ERIC Number: ED479809
Record Type: RIE
Publication Date: 2002-Feb-11
Rapid Rural Appraisal: A Study of Gullah Culture.
Jarrett, Charles W.; Lucas, David M.
Principles of rural sociology and interpersonal communication provide the foundation for a study of "Gullah" culture. The Gullahs are a group of African Americans living along the southwestern U.S. coastal territory. Gullah culture began to evolve with the enslavement of African people in the Sea Islands off the coasts of South Carolina, Georgia, and northern Florida. Unlike enslaved Africans on the mainland, the more isolated Gullahs were able to transform their language and cultural traditions into a unique African American heritage. With the construction of bridges from mainland areas to the islands, scholars developed a perceived fear that Gullah language and culture might begin to disappear, with younger generations of Gullahs losing their cultural identity. Rapid Rural Appraisal, an effective method of assessing the needs of rural populations, was applied to examine the current priorities of Gullah people with respect to preservation of their language and culture. This provided researchers with a systematic structure for interviewing Gullah people and recording structured observations in the field. Qualitative data were collected during a 35-day field experience in the Sea Islands of South Carolina. Results show the resilience of the Gullah people and culture, based on a deep, abiding faith in God, (Contains 55 references.) (SM)
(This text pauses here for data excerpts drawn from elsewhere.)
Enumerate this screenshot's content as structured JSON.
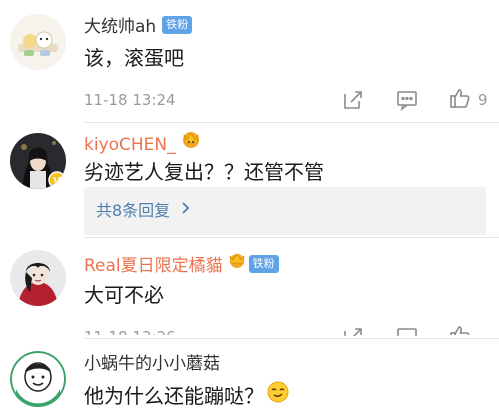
{
  "comments": [
    {
      "username": "大统帅ah",
      "badge": "铁粉",
      "text": "该，滚蛋吧",
      "time": "11-18 13:24",
      "likes": "9"
    },
    {
      "username": "kiyoCHEN_",
      "text": "劣迹艺人复出？？还管不管",
      "replies_label": "共8条回复"
    },
    {
      "username": "Real夏日限定橘貓",
      "badge": "铁粉",
      "text": "大可不必",
      "time": "11-18 13:26"
    },
    {
      "username": "小蜗牛的小小蘑菇",
      "text": "他为什么还能蹦哒？"
    }
  ],
  "icons": {
    "share": "share-icon",
    "comment": "comment-icon",
    "like": "like-icon",
    "chevron": "chevron-right-icon",
    "vip_crown": "vip-crown-icon",
    "emoji": "smirk-emoji-icon"
  },
  "colors": {
    "vip_name": "#eb7350",
    "link": "#507daf",
    "badge": "#5fa3e6",
    "meta": "#9a9a9a"
  }
}
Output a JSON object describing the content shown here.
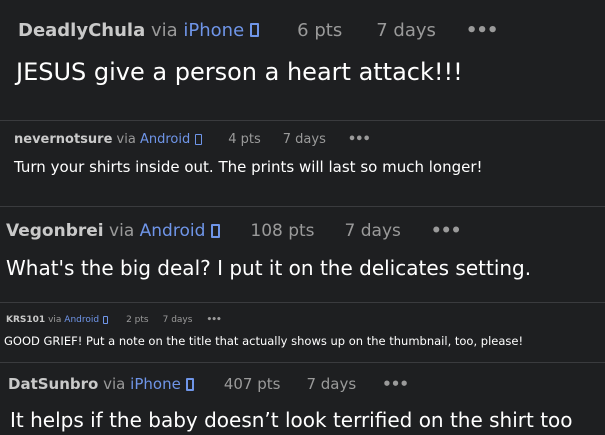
{
  "comments": [
    {
      "username": "DeadlyChula",
      "via": "via",
      "platform": "iPhone",
      "points": "6 pts",
      "age": "7 days",
      "more": "•••",
      "text": "JESUS give a person a heart attack!!!"
    },
    {
      "username": "nevernotsure",
      "via": "via",
      "platform": "Android",
      "points": "4 pts",
      "age": "7 days",
      "more": "•••",
      "text": "Turn your shirts inside out. The prints will last so much longer!"
    },
    {
      "username": "Vegonbrei",
      "via": "via",
      "platform": "Android",
      "points": "108 pts",
      "age": "7 days",
      "more": "•••",
      "text": "What's the big deal? I put it on the delicates setting."
    },
    {
      "username": "KRS101",
      "via": "via",
      "platform": "Android",
      "points": "2 pts",
      "age": "7 days",
      "more": "•••",
      "text": "GOOD GRIEF! Put a note on the title that actually shows up on the thumbnail, too, please!"
    },
    {
      "username": "DatSunbro",
      "via": "via",
      "platform": "iPhone",
      "points": "407 pts",
      "age": "7 days",
      "more": "•••",
      "text": "It helps if the baby doesn’t look terrified on the shirt too"
    }
  ],
  "colors": {
    "background": "#1e1f21",
    "platform_link": "#6f95e8",
    "meta_text": "#9a9a9a",
    "body_text": "#ffffff"
  }
}
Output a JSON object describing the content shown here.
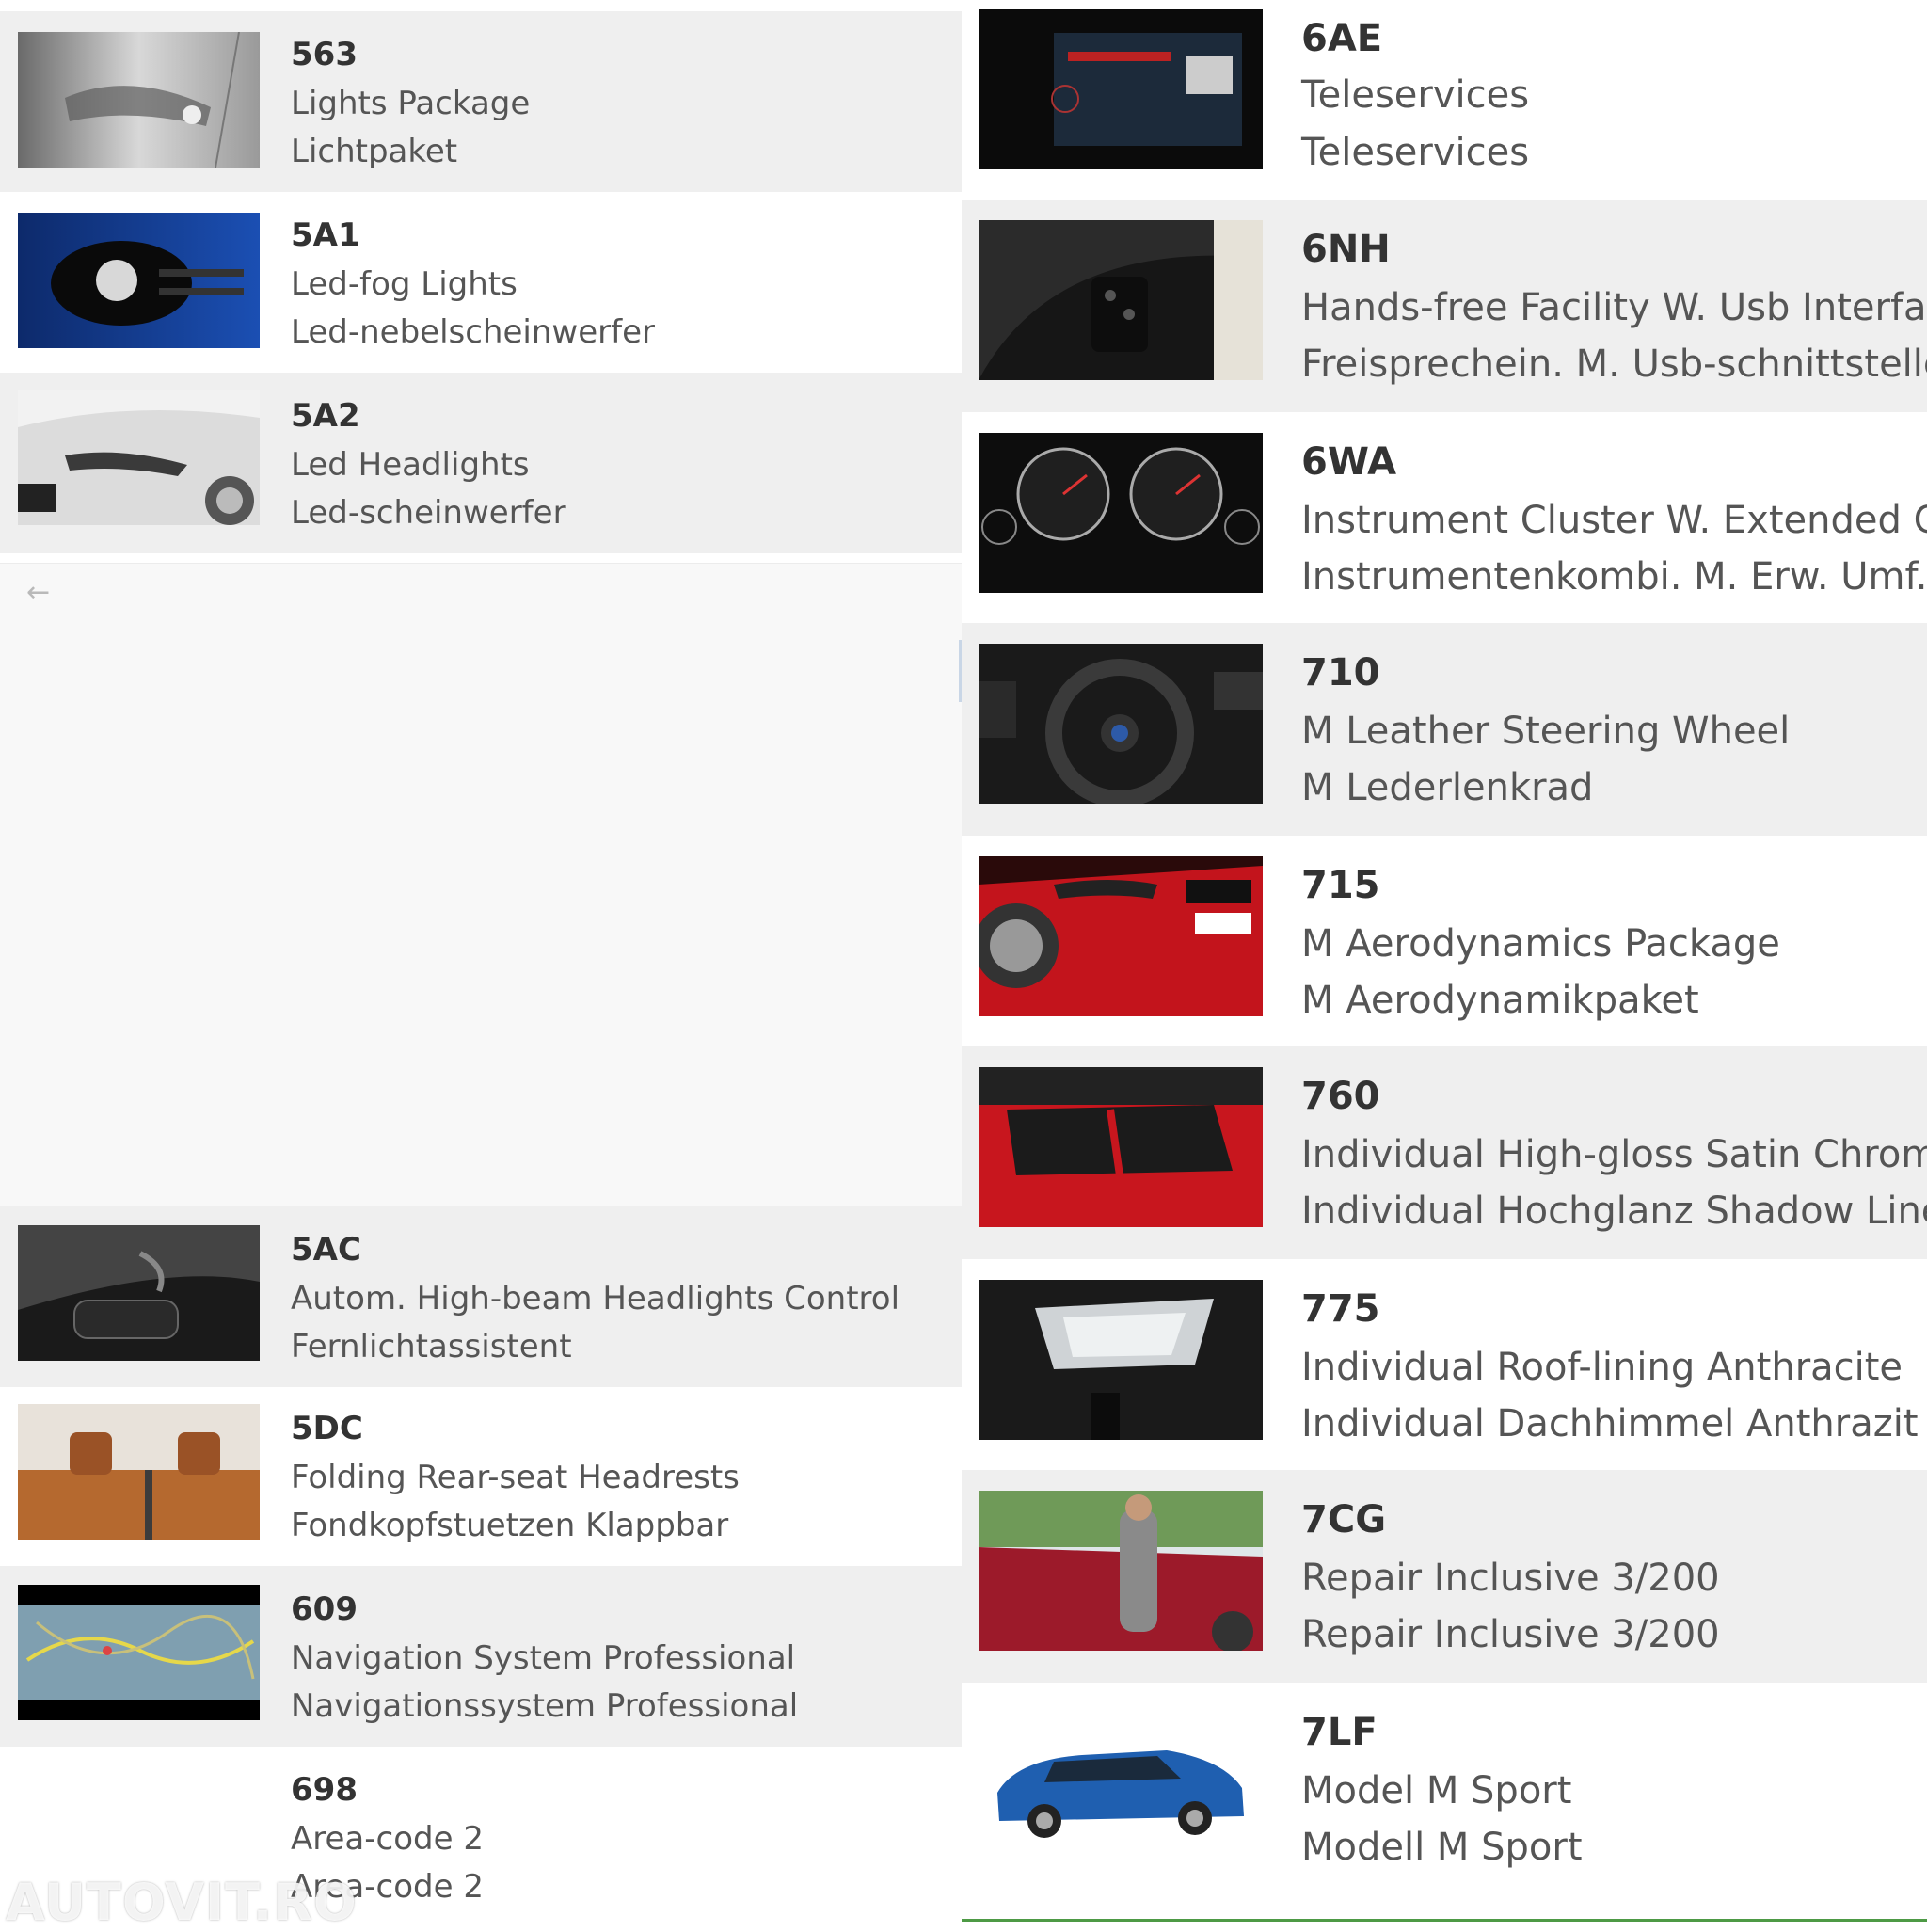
{
  "left_options": [
    {
      "code": "563",
      "en": "Lights Package",
      "de": "Lichtpaket"
    },
    {
      "code": "5A1",
      "en": "Led-fog Lights",
      "de": "Led-nebelscheinwerfer"
    },
    {
      "code": "5A2",
      "en": "Led Headlights",
      "de": "Led-scheinwerfer"
    },
    {
      "code": "5AC",
      "en": "Autom. High-beam Headlights Control",
      "de": "Fernlichtassistent"
    },
    {
      "code": "5DC",
      "en": "Folding Rear-seat Headrests",
      "de": "Fondkopfstuetzen Klappbar"
    },
    {
      "code": "609",
      "en": "Navigation System Professional",
      "de": "Navigationssystem Professional"
    },
    {
      "code": "698",
      "en": "Area-code 2",
      "de": "Area-code 2"
    }
  ],
  "right_options": [
    {
      "code": "6AE",
      "en": "Teleservices",
      "de": "Teleservices"
    },
    {
      "code": "6NH",
      "en": "Hands-free Facility W. Usb Interfac",
      "de": "Freisprechein. M. Usb-schnittstelle"
    },
    {
      "code": "6WA",
      "en": "Instrument Cluster W. Extended Cont",
      "de": "Instrumentenkombi. M. Erw. Umf."
    },
    {
      "code": "710",
      "en": "M Leather Steering Wheel",
      "de": "M Lederlenkrad"
    },
    {
      "code": "715",
      "en": "M Aerodynamics Package",
      "de": "M Aerodynamikpaket"
    },
    {
      "code": "760",
      "en": "Individual High-gloss Satin Chrome",
      "de": "Individual Hochglanz Shadow Line"
    },
    {
      "code": "775",
      "en": "Individual Roof-lining Anthracite",
      "de": "Individual Dachhimmel Anthrazit"
    },
    {
      "code": "7CG",
      "en": "Repair Inclusive 3/200",
      "de": "Repair Inclusive 3/200"
    },
    {
      "code": "7LF",
      "en": "Model M Sport",
      "de": "Modell M Sport"
    }
  ],
  "nav": {
    "back_icon": "←"
  },
  "watermark": "AUTOVIT.RO",
  "colors": {
    "row_grey": "#efefef",
    "row_white": "#ffffff",
    "accent_line": "#4d9a45"
  }
}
Publication Type: Reports - Research; Speeches/Meeting Papers
Education Level: N/A
Authoring Institution: N/A
Note: In: An Imperfect World: Resonance from the Nation's Violence. 2002 Monograph Series, Proceedings of the Annual Meeting of the National Association of African American Studies, the National Association of Hispanic and Latino Studies, the National Association of Native American Studies, and the International Association of Asian Studies (Houston, TX, February 11-16, 2002).